A distinguishing feature of Wernicke's encephalopathy is the longer duration of the confusional state and the relative absence of the agitation that would be expected during withdrawal.

Pathophysiology

Thiamine (vitamin B6) is a cofactor of several enzymes, including transketolase, pyruvate dehydrogenase, and α-ketoglutarate dehydrogenase. Thiamine deficiency produces a diffuse decrease in cerebral glucose utilization and results in mitochondrial damage.

Glutamate accumulates due to impairment of α-ketoglutarate dehydrogenase activity and, in combination with the energy deficiency, may result in excitotoxic cell damage.

Symptoms and signs

The patients may develop acutely.

Patients may become ataxic, confused, drowsy, or stuporous.

Nystagmus and partial ophthalmoplegia are characteristic findings.

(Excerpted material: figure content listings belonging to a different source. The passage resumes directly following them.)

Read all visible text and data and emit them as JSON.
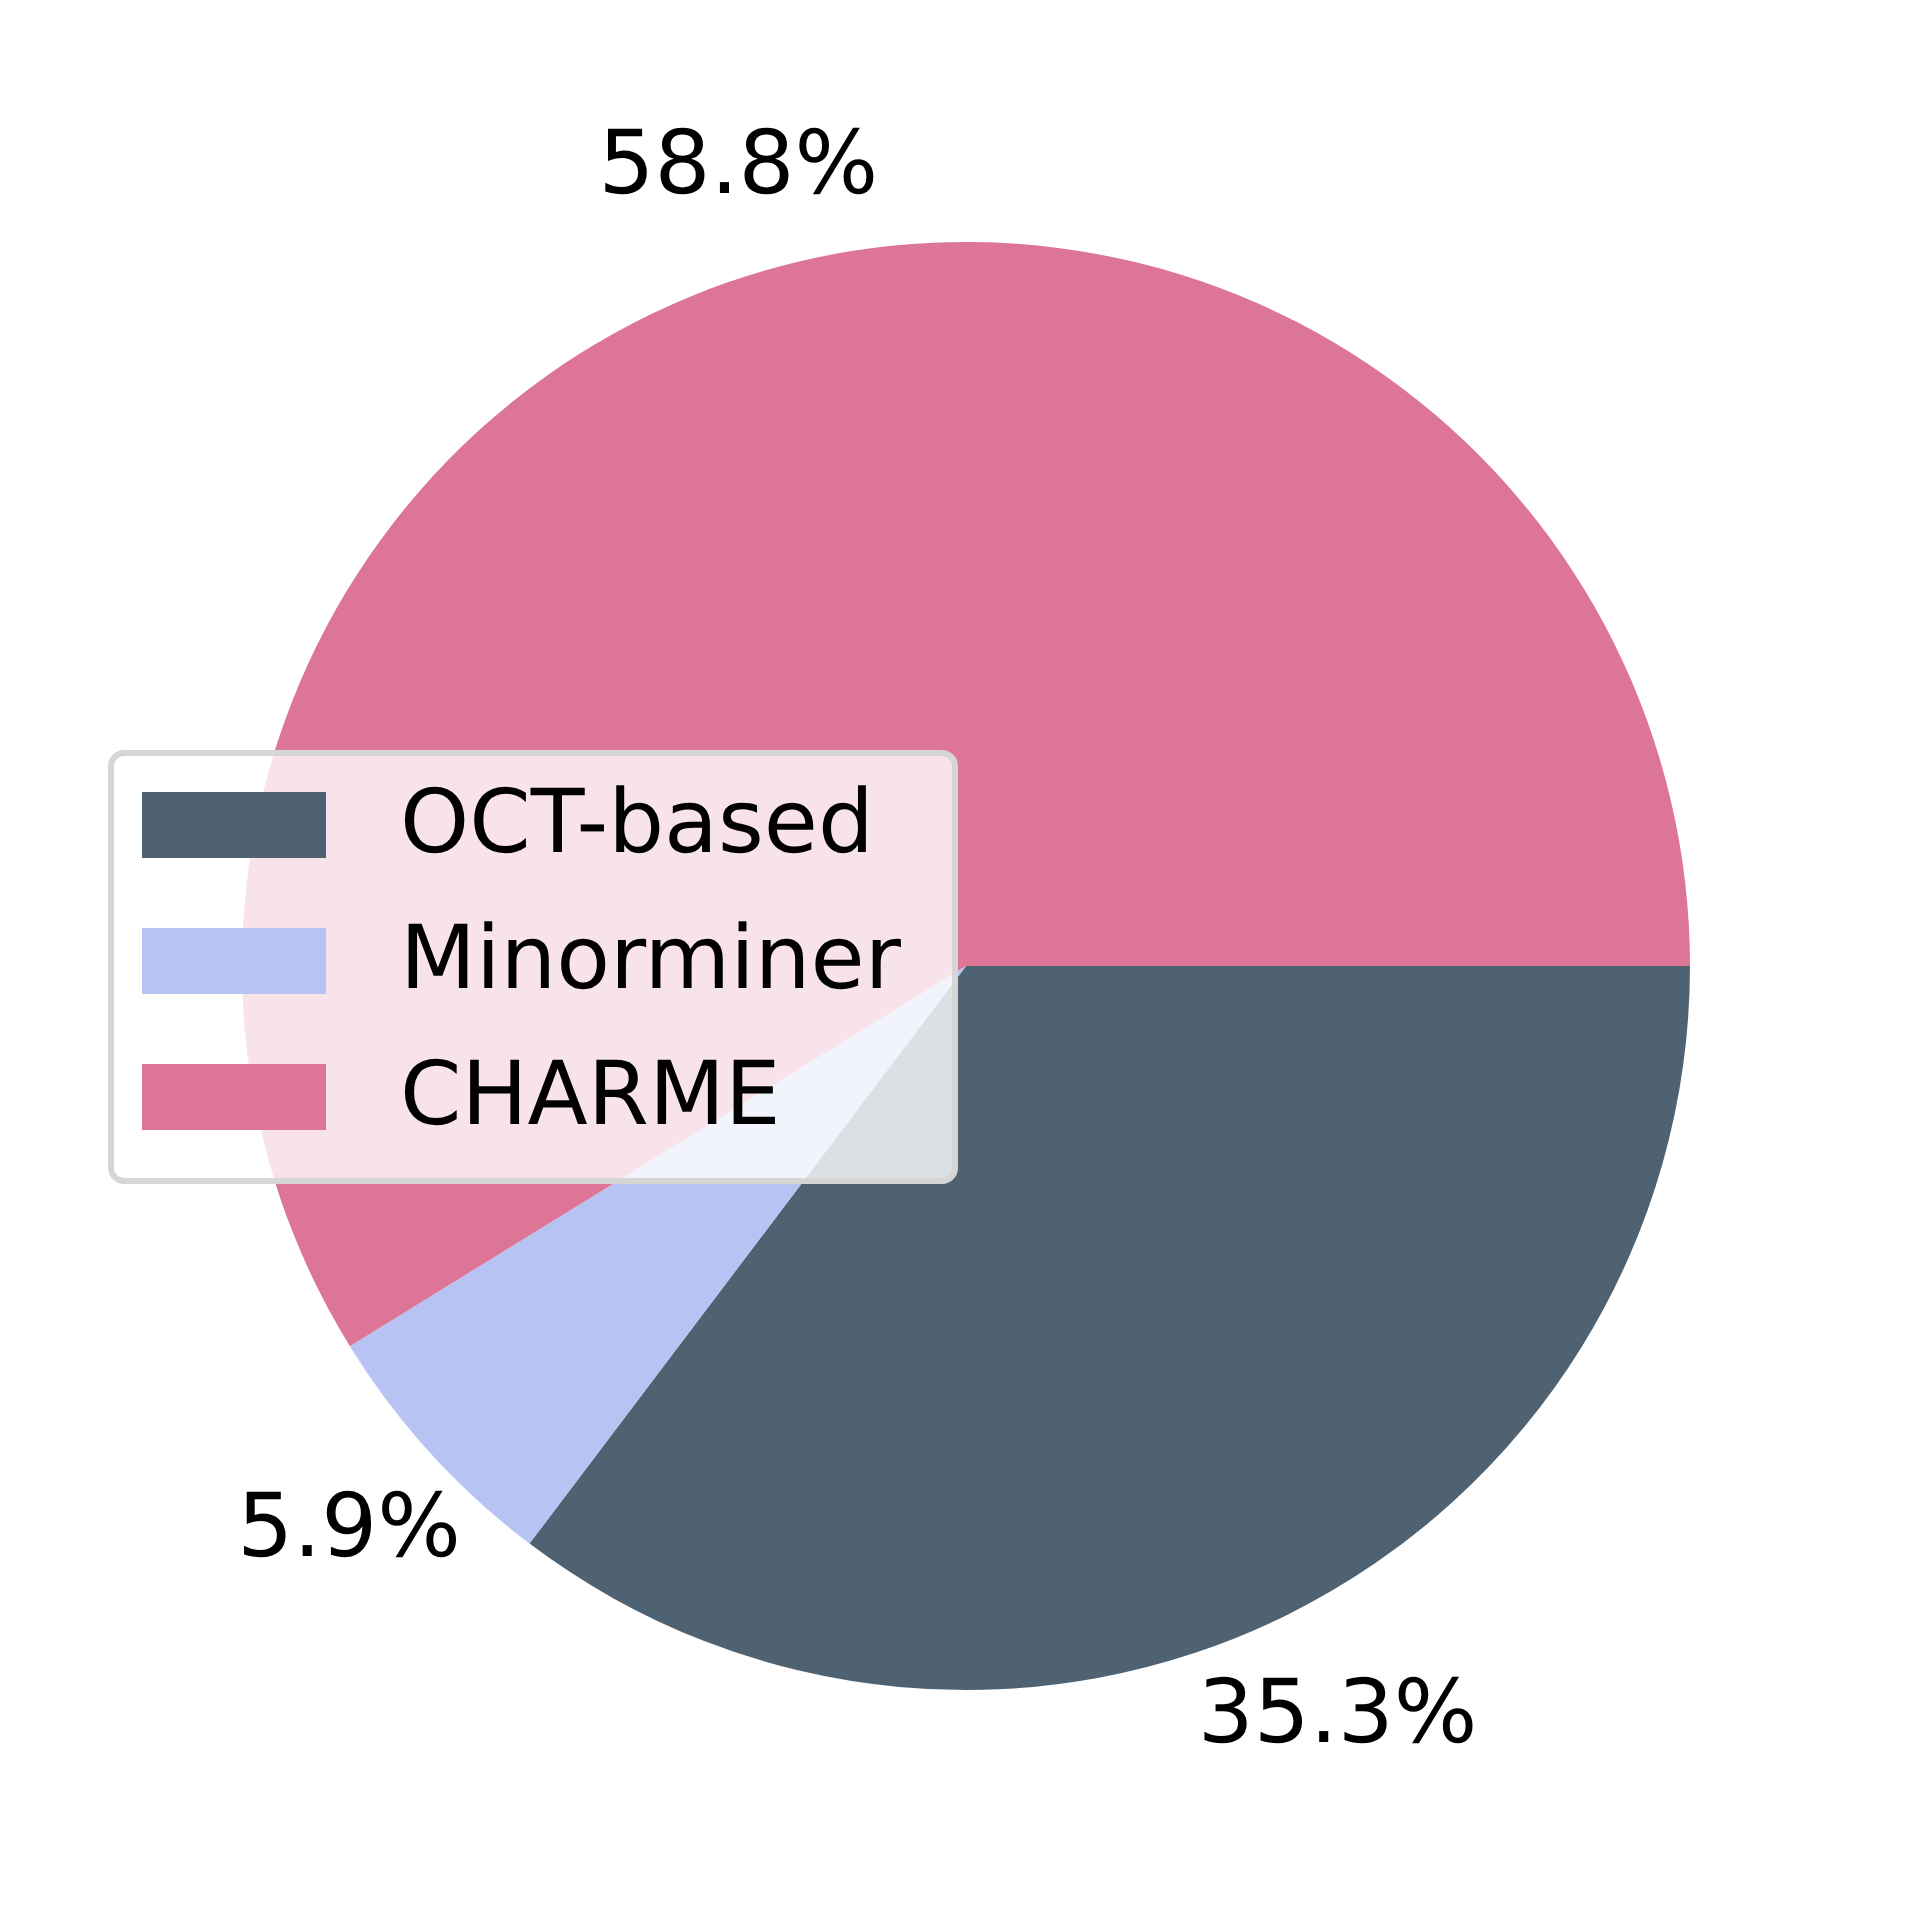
{
  "chart_data": {
    "type": "pie",
    "categories": [
      "OCT-based",
      "Minorminer",
      "CHARME"
    ],
    "values": [
      35.3,
      5.9,
      58.8
    ],
    "colors": [
      "#4f6272",
      "#b7c3f3",
      "#dd7596"
    ],
    "value_labels": [
      "35.3%",
      "5.9%",
      "58.8%"
    ],
    "legend": "center left"
  }
}
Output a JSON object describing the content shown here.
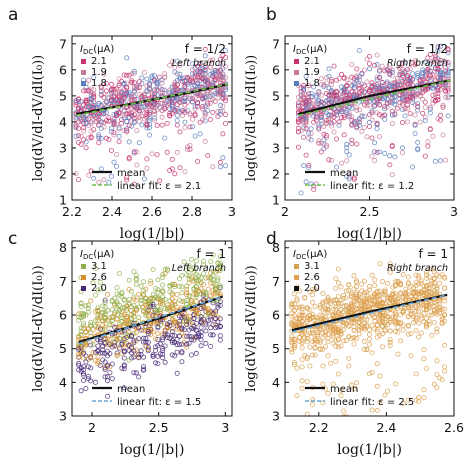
{
  "chart_data": [
    {
      "panel": "a",
      "type": "scatter",
      "f_label": "f = 1/2",
      "branch": "Left branch",
      "legend_title": "I₀c(μA)",
      "legend_title_main": "I",
      "legend_title_sub": "DC",
      "legend_title_unit": "(μA)",
      "series": [
        {
          "name": "2.1",
          "color": "#c8326e"
        },
        {
          "name": "1.9",
          "color": "#c87a9a"
        },
        {
          "name": "1.8",
          "color": "#5a7fc0"
        }
      ],
      "mean_label": "mean",
      "fit_label": "linear fit: ε = 2.1",
      "fit_color": "#6fbf4a",
      "xlim": [
        2.2,
        3.0
      ],
      "ylim": [
        1.0,
        7.3
      ],
      "xticks": [
        "2.2",
        "2.4",
        "2.6",
        "2.8",
        "3"
      ],
      "xtick_values": [
        2.2,
        2.4,
        2.6,
        2.8,
        3.0
      ],
      "yticks": [
        "1",
        "2",
        "3",
        "4",
        "5",
        "6",
        "7"
      ],
      "ytick_values": [
        1,
        2,
        3,
        4,
        5,
        6,
        7
      ],
      "mean_line": {
        "x": [
          2.22,
          2.5,
          2.8,
          2.98
        ],
        "y": [
          4.3,
          4.7,
          5.15,
          5.45
        ]
      },
      "fit_line": {
        "x": [
          2.22,
          2.98
        ],
        "y": [
          4.25,
          5.45
        ]
      }
    },
    {
      "panel": "b",
      "type": "scatter",
      "f_label": "f = 1/2",
      "branch": "Right branch",
      "legend_title_main": "I",
      "legend_title_sub": "DC",
      "legend_title_unit": "(μA)",
      "series": [
        {
          "name": "2.1",
          "color": "#c8326e"
        },
        {
          "name": "1.9",
          "color": "#c87a9a"
        },
        {
          "name": "1.8",
          "color": "#5a7fc0"
        }
      ],
      "mean_label": "mean",
      "fit_label": "linear fit: ε = 1.2",
      "fit_color": "#6fbf4a",
      "xlim": [
        2.0,
        3.0
      ],
      "ylim": [
        1.0,
        7.3
      ],
      "xticks": [
        "2",
        "2.5",
        "3"
      ],
      "xtick_values": [
        2.0,
        2.5,
        3.0
      ],
      "yticks": [
        "1",
        "2",
        "3",
        "4",
        "5",
        "6",
        "7"
      ],
      "ytick_values": [
        1,
        2,
        3,
        4,
        5,
        6,
        7
      ],
      "mean_line": {
        "x": [
          2.08,
          2.5,
          2.98
        ],
        "y": [
          4.3,
          5.0,
          5.6
        ]
      },
      "fit_line": {
        "x": [
          2.08,
          2.98
        ],
        "y": [
          4.25,
          5.6
        ]
      }
    },
    {
      "panel": "c",
      "type": "scatter",
      "f_label": "f = 1",
      "branch": "Left branch",
      "legend_title_main": "I",
      "legend_title_sub": "DC",
      "legend_title_unit": "(μA)",
      "series": [
        {
          "name": "3.1",
          "color": "#8fb04a"
        },
        {
          "name": "2.6",
          "color": "#d8902e"
        },
        {
          "name": "2.0",
          "color": "#4a2a78"
        }
      ],
      "mean_label": "mean",
      "fit_label": "linear fit: ε = 1.5",
      "fit_color": "#6aa8d8",
      "xlim": [
        1.85,
        3.05
      ],
      "ylim": [
        3.0,
        8.2
      ],
      "xticks": [
        "2",
        "2.5",
        "3"
      ],
      "xtick_values": [
        2.0,
        2.5,
        3.0
      ],
      "yticks": [
        "3",
        "4",
        "5",
        "6",
        "7",
        "8"
      ],
      "ytick_values": [
        3,
        4,
        5,
        6,
        7,
        8
      ],
      "mean_line": {
        "x": [
          1.9,
          2.5,
          2.98
        ],
        "y": [
          5.2,
          5.9,
          6.55
        ]
      },
      "fit_line": {
        "x": [
          1.9,
          2.98
        ],
        "y": [
          5.15,
          6.55
        ]
      }
    },
    {
      "panel": "d",
      "type": "scatter",
      "f_label": "f = 1",
      "branch": "Right branch",
      "legend_title_main": "I",
      "legend_title_sub": "DC",
      "legend_title_unit": "(μA)",
      "series": [
        {
          "name": "3.1",
          "color": "#d4a24e"
        },
        {
          "name": "2.6",
          "color": "#e0a050"
        },
        {
          "name": "2.0",
          "color": "#111111"
        }
      ],
      "mean_label": "mean",
      "fit_label": "linear fit: ε = 2.5",
      "fit_color": "#6aa8d8",
      "xlim": [
        2.1,
        2.6
      ],
      "ylim": [
        3.0,
        8.2
      ],
      "xticks": [
        "2.2",
        "2.4",
        "2.6"
      ],
      "xtick_values": [
        2.2,
        2.4,
        2.6
      ],
      "yticks": [
        "3",
        "4",
        "5",
        "6",
        "7",
        "8"
      ],
      "ytick_values": [
        3,
        4,
        5,
        6,
        7,
        8
      ],
      "mean_line": {
        "x": [
          2.12,
          2.35,
          2.58
        ],
        "y": [
          5.55,
          6.1,
          6.6
        ]
      },
      "fit_line": {
        "x": [
          2.12,
          2.58
        ],
        "y": [
          5.5,
          6.6
        ]
      }
    }
  ],
  "panel_letters": [
    "a",
    "b",
    "c",
    "d"
  ],
  "ylabel": "log(dV/dI-dV/dI(I₀))",
  "xlabel": "log(1/|b|)"
}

Peripheral nerve pain thresholds are often elevated, and many patients develop severe autonomic dysfunction characterized by sympathetic hyperactivity (e.g. tremor, agitation) or hypoactivity (e.g. hypothermia, postural hypotension, syncope).

Treatment

  1. Wernicke’s encephalopathy is a medical emergency and requires immediate administration of thiamine, in a dose of 100 mg either IV or IM. The dose should be given daily until the patient resumes a normal diet and should be begun prior to treatment with IV glucose solutions. This is because glucose infusions may precipitate Wernicke’s encephalopathy in a previously unaffected patient or cause a rapid worsening of an early form of the disease.
  2. The next steps are rehydration to restore blood volume, correction of electrolyte abnormalities, and initiation of general nutritional therapy, including multivitamins.
  3. Advanced cases require hospitalization and close supervision.
  4. Because of the importance of thiamine in this pathologic condition, all patients suspected of having Wernicke-Korsakoff syndrome should receive thiamine therapy (50 mg intravenously once and 50 mg intramuscularly repeated daily until a normal diet is resumed).
  5. Often, the ocular signs, ataxia, and confusion improve upon prompt administration of thiamine.
  6. However, most patients are left with a chronic disabling memory disorder known as Korsakoff's psychosis.

Patients who recover show improvement in ocular palsies within hours after the administration of thiamine, but horizontal nystagmus may persist.

Ataxia improves more slowly than the ocular motor abnormalities. Approximately half recover incompletely and are left with a slow, shuffling, wide-based gait and an inability to tandem walk.

Apathy, drowsiness, and confusion improve more gradually.

As these symptoms recede, an anamnestic state with impairment in recent memory and learning may become more apparent (Korsakoff’s psychosis).

Korsakoff’s psychosis is frequently persistent; the residual mental state is characterized by gaps in memory, confabulation, and disordered temporal sequencing.